Hi out there! My name is Veda, and I am as loveable as all those little rugrats I have to share the staffroom with. Life used to be so peaceful but now... Still I can give them a run for their money - Try coming near me when I have a chew!! Well I am going to be a star again tommorrow - Oh the fuss, Oh the adulation - I cannot wait. OK., OK, patience everybody, all will be revealed! Tomorrow at the surgery there is a blood drive. This is a doggy blood donor session run in conjunction with the Pet Blood Bank UK, with 18 dogs donating! It's just like your sessions we give blood, have a lie down and then enjoy something to eat. And ... we go home with a goody bag, have a free health review and receive a comprehensive blood test! If your canine friends would like to get involved they can contact my friends at Broad Lane Vets who can give them more information! Oh by the way you need to be 1-8 years old and over 25kg in weight. Well must blog off now as I've been promised a walk.

Saturday, 13 March 2010

Bracket the Gorgeous

Hi all - it's me Bracket, that gorgeous puppy in the photo! Everyone loves me - I'm just so cute, and I know it! My mum takes me to work with her every day and what fun I have. She might stop soon though. Ever since I had my second vaccination I have been able to walk to work on my lead, and what a great time I have. We're only 10 minuutes away but I can make it last 40 minutes, no problem. Everyone wants a cuddle - well why wouldn't they I am irresistible. I met Wellington, a practice regular on Friday, and can he give sloppy kisses - what a dog! Mum says she'll have to leave me at home if I keep making her late for work, so I bettter hurry up next week - I'm not missing all those cuddles!

Wednesday, 10 March 2010

The First post! and hopefully not the last!

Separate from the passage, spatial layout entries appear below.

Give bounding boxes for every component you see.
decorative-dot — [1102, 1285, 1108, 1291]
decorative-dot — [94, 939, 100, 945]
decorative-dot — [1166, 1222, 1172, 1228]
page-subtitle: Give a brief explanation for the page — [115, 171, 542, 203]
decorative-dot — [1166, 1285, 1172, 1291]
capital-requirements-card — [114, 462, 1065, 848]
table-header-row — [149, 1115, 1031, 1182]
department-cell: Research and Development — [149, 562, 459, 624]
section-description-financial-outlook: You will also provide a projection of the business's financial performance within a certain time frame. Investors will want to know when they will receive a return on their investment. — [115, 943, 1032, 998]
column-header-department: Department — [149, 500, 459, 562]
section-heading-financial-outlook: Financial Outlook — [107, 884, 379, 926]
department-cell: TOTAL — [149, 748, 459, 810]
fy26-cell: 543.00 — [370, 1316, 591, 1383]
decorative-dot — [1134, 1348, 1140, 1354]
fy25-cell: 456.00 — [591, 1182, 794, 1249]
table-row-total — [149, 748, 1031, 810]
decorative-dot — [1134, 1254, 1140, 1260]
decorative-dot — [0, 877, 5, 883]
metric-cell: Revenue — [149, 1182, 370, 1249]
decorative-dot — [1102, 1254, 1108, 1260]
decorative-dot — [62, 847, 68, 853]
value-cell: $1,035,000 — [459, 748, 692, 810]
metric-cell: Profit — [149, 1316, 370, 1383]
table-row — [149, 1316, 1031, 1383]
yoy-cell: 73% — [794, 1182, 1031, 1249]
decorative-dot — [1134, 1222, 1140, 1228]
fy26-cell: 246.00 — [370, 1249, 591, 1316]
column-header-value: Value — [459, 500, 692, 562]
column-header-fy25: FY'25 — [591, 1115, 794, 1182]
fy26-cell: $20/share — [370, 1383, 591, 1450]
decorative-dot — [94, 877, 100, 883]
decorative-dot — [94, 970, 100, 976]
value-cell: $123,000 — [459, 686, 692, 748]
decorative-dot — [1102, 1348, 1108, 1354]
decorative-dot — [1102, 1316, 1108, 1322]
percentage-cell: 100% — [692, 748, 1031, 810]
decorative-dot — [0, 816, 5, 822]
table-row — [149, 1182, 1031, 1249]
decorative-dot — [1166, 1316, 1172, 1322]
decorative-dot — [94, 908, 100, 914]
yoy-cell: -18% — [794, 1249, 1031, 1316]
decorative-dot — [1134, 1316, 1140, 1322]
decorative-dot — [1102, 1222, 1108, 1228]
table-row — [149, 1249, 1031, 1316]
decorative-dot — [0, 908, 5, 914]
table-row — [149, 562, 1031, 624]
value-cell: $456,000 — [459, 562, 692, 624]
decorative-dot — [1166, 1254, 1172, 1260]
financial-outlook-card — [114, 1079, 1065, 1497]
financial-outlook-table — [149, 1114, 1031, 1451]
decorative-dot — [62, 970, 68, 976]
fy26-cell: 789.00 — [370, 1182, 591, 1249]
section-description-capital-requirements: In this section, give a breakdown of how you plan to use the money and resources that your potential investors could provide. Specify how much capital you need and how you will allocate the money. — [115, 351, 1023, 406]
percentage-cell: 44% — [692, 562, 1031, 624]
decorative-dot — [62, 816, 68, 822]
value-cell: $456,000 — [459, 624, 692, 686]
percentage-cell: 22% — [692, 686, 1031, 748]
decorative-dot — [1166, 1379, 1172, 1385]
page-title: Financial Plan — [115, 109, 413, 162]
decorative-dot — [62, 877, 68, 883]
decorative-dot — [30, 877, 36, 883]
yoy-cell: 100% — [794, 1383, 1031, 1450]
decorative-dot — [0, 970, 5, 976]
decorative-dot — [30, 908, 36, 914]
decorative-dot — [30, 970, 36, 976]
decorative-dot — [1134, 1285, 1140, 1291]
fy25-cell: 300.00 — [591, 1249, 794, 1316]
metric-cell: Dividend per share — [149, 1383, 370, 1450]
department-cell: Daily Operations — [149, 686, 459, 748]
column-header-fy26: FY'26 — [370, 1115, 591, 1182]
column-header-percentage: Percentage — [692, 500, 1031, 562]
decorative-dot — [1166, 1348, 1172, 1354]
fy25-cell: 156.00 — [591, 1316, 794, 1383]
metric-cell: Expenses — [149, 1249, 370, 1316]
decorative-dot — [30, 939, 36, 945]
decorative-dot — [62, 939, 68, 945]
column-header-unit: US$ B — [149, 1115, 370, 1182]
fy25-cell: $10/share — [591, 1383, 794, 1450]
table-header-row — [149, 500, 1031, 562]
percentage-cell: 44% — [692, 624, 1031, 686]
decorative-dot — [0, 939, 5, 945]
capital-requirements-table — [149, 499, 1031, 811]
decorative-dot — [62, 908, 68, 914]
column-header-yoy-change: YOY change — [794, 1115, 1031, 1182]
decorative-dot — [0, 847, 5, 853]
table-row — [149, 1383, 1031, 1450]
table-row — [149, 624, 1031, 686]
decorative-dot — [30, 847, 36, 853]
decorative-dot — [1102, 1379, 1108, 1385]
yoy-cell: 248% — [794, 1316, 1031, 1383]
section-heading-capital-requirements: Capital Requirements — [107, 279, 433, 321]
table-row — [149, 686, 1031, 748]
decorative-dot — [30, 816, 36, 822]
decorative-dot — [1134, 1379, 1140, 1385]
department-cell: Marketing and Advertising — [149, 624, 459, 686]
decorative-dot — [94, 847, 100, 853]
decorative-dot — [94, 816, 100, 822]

Well welcome! We're all rather new to this, but it looks fun, and well it's not often at work that you are encouraged to mess around online.
It's chaos in our staffroom today-There are puppies everywhere! Several staff have had new family members recently. Sarah and Roger took on unwanted Jack Russell pups brought into the waiting room, and abandoned here on January 15th. Bracket and Esme have been part of the furniture ever since. Not to be outdone our third practice puppy, Baxter, appeared with Karina 3 days later. He is a rather boistrous Boston Terrier, affectionately known as ASBO!
Must blog off now as there is another present to clean up on the carpet!